«Собственно говоря, ничего в жизни после того, как за долги продался Лавану, особо и не изменилось. Как работал раньше от зари до зари, пытаясь выбраться из нужды, так и сейчас работаю. Накормлен, как-то одет, хозяин с хозяйкой спокойные – что еще? Вспоминается временами семья, когда перепадет кружка пива и минута отдыха вечерком, но что уж тут. Жена скончалась. Захворала, не смогли лекаря дождаться. Дети выросли и разбрелись.
Может и хорошо, что к Лавану прибился, слыхивал разные истории про рабство на государственных стройках да рытье каналов. Но это уж больше пленных касается, которые без права освобождения, они на всю жизнь в кабалу попали. Ну, голова наполовину выбрита, так что? Закон такой. Знак особый. Так я никуда бежать и не собираюсь. Вон, такой же как он, проданный за долги, у корчмаря Марона за огородом следит. Одет в такое тряпье, что чучелом птиц отгонять на его же огород ставить можно. Голодный всегда. Хозяин каждую морковку считает и грубой муки на лепешки дает, только чтобы ноги не протянул. Мне то грех жаловаться.
А тут еще три, считай, дня свободных перепало. Хозяин со старшей дочкой в город отправились, и меня с собой взяли, за добром присматривать. Отоспался, отъелся. С девчонкой этой, Зилпой, щебетухой и попрыгуньей, душу отвел. Вспомнил времена, когда был помоложе, и дети при нас крутились. Мало того, еще и пара медяков от молодой хозяйки перепало, и служанка в таверне веселая попалась.

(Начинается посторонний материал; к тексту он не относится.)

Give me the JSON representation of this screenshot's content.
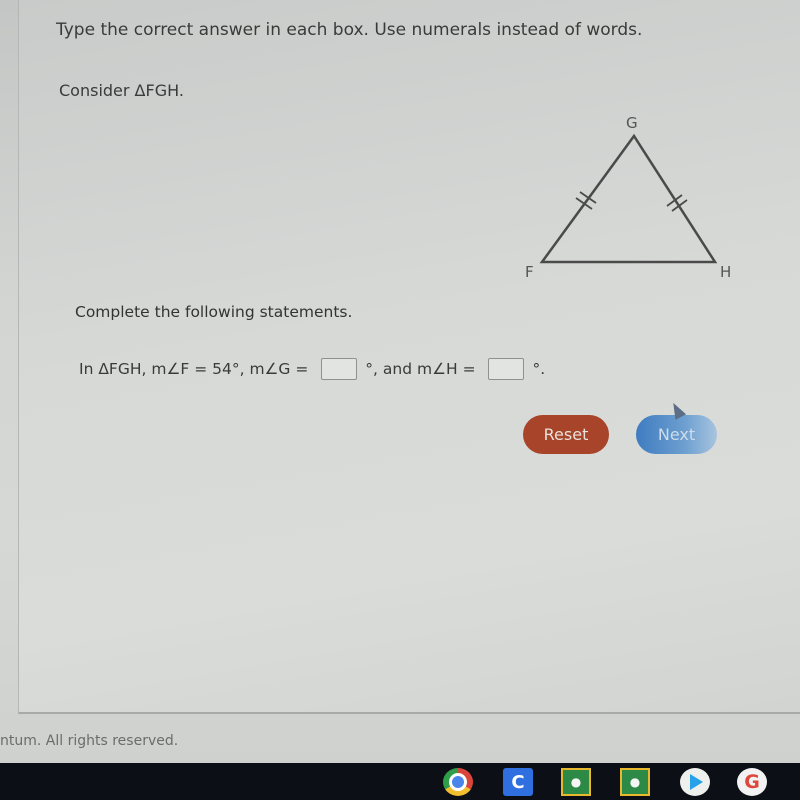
{
  "question": {
    "instructions": "Type the correct answer in each box. Use numerals instead of words.",
    "consider": "Consider ΔFGH.",
    "figure": {
      "vertices": [
        "F",
        "G",
        "H"
      ],
      "congruent_sides": [
        "FG",
        "GH"
      ],
      "tick_marks_per_side": 2
    },
    "complete_prompt": "Complete the following statements.",
    "statement": {
      "part1": "In ΔFGH, m∠F = 54°, m∠G = ",
      "part2": "°, and m∠H = ",
      "part3": "°.",
      "given_angle_F": 54
    },
    "answers": {
      "angle_G": "",
      "angle_H": ""
    }
  },
  "buttons": {
    "reset_label": "Reset",
    "next_label": "Next"
  },
  "footer": {
    "copyright": "ntum. All rights reserved."
  },
  "shelf": {
    "apps": [
      "chrome-icon",
      "c-app-icon",
      "google-classroom-icon",
      "google-classroom-icon",
      "play-store-icon",
      "google-icon"
    ],
    "c_app_letter": "C",
    "google_letter": "G"
  },
  "colors": {
    "reset": "#a8442a",
    "next": "#4f86c6"
  }
}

Решила, видно, для себя: «не можешь избежать любовных забав, расслабься и получи удовольствие». Тем более, что в храмовых домах утех те же услуги, но бесплатно. Разве что считается нормальной работой, даже почетной. Ее тоже можно понять. Ведь, по сути, такая же как он. Отец продал в неурожайный год. Бывает, чего уж тут. Ну так она уже полтора года отработала, считай, полсрока прошло. Потом и о ребеночке подумать можно. Вот я, например, оттрубил год, через два тоже можно на вольные хлеба и поискать себе работу. Но стоит ли снова связываться с семьей? Ерунда какая-то в голову лезет, как юнцу безбородому. От жары, наверное.
Но Лия, Лия то какова! Двух недель не прошло, как в ногах у отца валялась. Как стемнеет, от мальчишек, что дергали ее, слепую, пряталась. Сторонилась всех, только к колодцу за поселок выбиралась к Гиваргису, сторожу однорукому. А как выгнали, да несколько дней сама прожила, так изменилась, что теперь – молодая хозяйка, надо же. Вся такая гордая стала. Но не озлобилась, нет. Что правда, то правда. Еще и в таверне пришлось наслушаться небылиц, вроде в подругах у нее богини ходят. Но с этим поосторжнее надо. Не даром ведь говорят: «в каждой правде, есть доля правды». А за пьяную ночь (ну, перепало мне чуток, так что?) после испытаний Рекой, каких только «правдивых» историй не наслушался».